I would suggest that most living white Americans would be wealthier had this nation not enslaved African-Americans and thus most whites have lost from slavery too, albeit much much less than blacks have lost. For instance it is generally recognized that freer and fairer polities tend to be wealthier for most of their citizens. (We may disagree about what “fair” means for many issues, but slavery and its legacy are obviously unfair.)
More specifically, many American whites benefited from hiring African-American labor at discrimination-laden discounted market prices, but many others lost out because it was more costly to trade with African-Americans. That meant fewer good customers, fewer eligible employees, fewer possible business partners, fewer innovators, and so on, all because of slavery and subsequent discrimination. The wealth-destroying effects are surely much larger here, even counting whites alone. And the longer the time horizon, the more likely the dynamic benefits from trade will outweigh the short-run benefits from discriminating against some class of others.
Empirically, I do not think whites in slavery-heavy regions have had especially impressive per capita incomes. And a lot of the economic catch-up of the American South came only when the region abandoned Jim Crow.
We also can look at how many white Americans have had ancestors who, at least for a while, had zero or near-zero net wealth. The returns from slavery may have been compounding for some heirs of Mississippi plantation owners, but not for most of us.
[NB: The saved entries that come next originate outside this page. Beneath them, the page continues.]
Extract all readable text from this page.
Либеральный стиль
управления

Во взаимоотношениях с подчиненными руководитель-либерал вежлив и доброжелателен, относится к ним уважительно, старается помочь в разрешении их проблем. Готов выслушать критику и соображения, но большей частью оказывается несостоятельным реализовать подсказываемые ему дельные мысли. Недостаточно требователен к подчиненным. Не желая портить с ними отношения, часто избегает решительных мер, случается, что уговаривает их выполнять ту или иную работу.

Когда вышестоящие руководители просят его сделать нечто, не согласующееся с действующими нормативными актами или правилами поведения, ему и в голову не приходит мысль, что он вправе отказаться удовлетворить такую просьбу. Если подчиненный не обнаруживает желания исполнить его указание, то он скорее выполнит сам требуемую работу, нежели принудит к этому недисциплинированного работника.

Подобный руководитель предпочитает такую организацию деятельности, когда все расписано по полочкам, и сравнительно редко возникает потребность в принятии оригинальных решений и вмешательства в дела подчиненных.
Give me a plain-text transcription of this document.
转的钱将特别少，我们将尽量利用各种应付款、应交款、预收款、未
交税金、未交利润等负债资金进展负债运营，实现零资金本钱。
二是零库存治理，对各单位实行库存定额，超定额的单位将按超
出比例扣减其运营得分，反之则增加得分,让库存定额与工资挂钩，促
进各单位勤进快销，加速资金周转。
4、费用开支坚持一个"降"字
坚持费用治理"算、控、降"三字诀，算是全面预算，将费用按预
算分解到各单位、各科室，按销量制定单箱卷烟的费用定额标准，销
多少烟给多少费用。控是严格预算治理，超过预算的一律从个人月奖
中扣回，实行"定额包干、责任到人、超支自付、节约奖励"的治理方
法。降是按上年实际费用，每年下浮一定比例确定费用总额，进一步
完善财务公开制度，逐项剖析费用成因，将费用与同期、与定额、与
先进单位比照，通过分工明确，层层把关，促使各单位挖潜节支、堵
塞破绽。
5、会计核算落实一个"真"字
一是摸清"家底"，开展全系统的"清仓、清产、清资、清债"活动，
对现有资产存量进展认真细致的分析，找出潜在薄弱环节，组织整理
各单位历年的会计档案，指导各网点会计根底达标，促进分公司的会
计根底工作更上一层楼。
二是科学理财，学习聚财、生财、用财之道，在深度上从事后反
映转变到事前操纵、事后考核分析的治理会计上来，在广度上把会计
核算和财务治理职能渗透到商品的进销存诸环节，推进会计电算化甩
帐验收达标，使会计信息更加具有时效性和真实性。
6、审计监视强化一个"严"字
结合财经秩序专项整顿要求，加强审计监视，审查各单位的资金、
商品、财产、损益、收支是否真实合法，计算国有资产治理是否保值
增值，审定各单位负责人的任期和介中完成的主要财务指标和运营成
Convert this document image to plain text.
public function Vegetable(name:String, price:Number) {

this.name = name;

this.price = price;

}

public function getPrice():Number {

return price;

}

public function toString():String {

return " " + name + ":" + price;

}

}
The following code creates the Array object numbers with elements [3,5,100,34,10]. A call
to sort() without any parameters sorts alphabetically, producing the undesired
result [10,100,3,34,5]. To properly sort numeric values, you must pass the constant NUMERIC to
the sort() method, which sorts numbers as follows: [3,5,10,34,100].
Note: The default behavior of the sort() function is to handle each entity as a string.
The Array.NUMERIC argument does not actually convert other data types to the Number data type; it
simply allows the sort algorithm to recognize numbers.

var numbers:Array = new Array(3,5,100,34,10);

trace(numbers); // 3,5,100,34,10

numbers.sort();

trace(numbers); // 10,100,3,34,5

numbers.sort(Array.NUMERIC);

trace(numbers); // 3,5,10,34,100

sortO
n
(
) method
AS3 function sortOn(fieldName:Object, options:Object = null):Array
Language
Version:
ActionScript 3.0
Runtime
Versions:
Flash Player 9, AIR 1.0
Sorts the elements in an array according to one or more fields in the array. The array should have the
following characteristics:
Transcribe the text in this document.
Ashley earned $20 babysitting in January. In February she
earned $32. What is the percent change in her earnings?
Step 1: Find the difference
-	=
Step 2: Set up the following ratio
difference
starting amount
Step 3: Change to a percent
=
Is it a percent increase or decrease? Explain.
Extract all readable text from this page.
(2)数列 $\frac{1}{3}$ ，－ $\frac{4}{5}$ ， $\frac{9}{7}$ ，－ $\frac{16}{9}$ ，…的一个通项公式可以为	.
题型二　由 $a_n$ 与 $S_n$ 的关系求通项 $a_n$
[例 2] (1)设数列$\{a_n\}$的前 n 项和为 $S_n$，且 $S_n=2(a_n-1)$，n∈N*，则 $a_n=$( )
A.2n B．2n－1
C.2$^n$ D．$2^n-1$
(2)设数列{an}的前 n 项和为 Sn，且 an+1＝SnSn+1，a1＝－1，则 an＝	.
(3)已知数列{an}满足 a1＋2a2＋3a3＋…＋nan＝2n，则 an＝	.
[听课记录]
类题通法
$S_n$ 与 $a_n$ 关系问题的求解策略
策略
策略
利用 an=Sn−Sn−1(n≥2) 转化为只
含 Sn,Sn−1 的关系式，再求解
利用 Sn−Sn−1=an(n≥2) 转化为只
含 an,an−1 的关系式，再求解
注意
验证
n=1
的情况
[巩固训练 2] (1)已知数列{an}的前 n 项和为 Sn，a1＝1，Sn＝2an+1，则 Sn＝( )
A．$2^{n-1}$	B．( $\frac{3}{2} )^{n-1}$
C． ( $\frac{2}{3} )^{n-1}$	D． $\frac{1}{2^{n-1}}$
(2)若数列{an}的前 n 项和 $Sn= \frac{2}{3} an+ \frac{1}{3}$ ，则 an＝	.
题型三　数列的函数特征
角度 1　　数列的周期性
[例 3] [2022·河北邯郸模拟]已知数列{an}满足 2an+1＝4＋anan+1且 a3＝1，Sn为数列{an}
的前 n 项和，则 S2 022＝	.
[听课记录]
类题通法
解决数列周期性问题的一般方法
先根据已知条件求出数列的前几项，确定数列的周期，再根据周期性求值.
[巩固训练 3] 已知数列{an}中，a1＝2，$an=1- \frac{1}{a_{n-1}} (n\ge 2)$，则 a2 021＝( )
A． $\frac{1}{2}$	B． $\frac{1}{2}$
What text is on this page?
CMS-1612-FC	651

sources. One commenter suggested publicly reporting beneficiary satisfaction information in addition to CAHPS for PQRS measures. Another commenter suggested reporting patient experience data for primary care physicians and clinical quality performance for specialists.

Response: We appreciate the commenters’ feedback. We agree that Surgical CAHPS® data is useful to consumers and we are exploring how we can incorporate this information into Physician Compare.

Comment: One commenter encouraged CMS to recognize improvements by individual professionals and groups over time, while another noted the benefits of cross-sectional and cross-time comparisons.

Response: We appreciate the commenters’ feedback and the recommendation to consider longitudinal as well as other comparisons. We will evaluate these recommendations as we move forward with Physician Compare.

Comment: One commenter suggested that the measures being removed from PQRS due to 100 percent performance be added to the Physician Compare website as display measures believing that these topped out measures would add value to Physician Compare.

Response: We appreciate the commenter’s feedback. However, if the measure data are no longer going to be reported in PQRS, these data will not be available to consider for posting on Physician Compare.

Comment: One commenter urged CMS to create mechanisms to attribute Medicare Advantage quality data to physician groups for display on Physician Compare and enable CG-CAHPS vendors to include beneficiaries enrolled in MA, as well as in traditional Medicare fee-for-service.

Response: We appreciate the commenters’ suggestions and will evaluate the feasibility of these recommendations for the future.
My father, when he was thirty, had just gone bankrupt from an unsuccessful attempt to manage a New Jersey pet store. In what sense was he, or later I, reaping compound returns from a legacy of slavery? We go back to the point that overall he probably would have had a better chance in the wealthier and fairer non-discriminating society, even if you can pinpoint some mechanisms through which he might have benefited, such as facing less competition from potential African-American pet store entrepreneurs.
The economic incidence of slavery is a tricky matter (most of what Squarely Rooted argues here is wrong). A lot of whites in the slave trade bought slaves at the going market price and earned the going market rate of return. Of course these same whites were reluctant to free the slaves they had bought and that meant terrible lives for the victims. But the gains of those whites are not mirror images of the losses of the slaves. Thus in some regards slavery was a massive collective action problem with a relatively small number of beneficiaries. Those benefiting would include individuals who first saw the gains from seizing slaves from Africa, and individuals who were good at spotting undervalued slaves and buying them up and exploiting them. That’s a fair number of people but it is far from comprising the overwhelming majority of society in 1840, much less 1940 or 2014, once we consider possible wealth transmission to their heirs.
There is still a moral case for reparations even if most American whites have lost from slavery rather than benefited. (Although I doubt if the America public would see the matter that way, which is one reason why the reparations movement probably isn’t going anywhere.) Nonetheless on the economics of the issue I would suggest a very different analysis than what I am seeing from many of the commentators. And this analysis makes slavery out to be all the more destructive, and reparations to be all the more unlikely.
Addendum: It is amazing how many of you cannot read and digest a simple sentence such as “There is still a moral case for reparations even if most American whites have lost from slavery rather than benefited.” Which by the way is far to the “left” of where the current debate stands in American politics and indeed in most other parts of the world.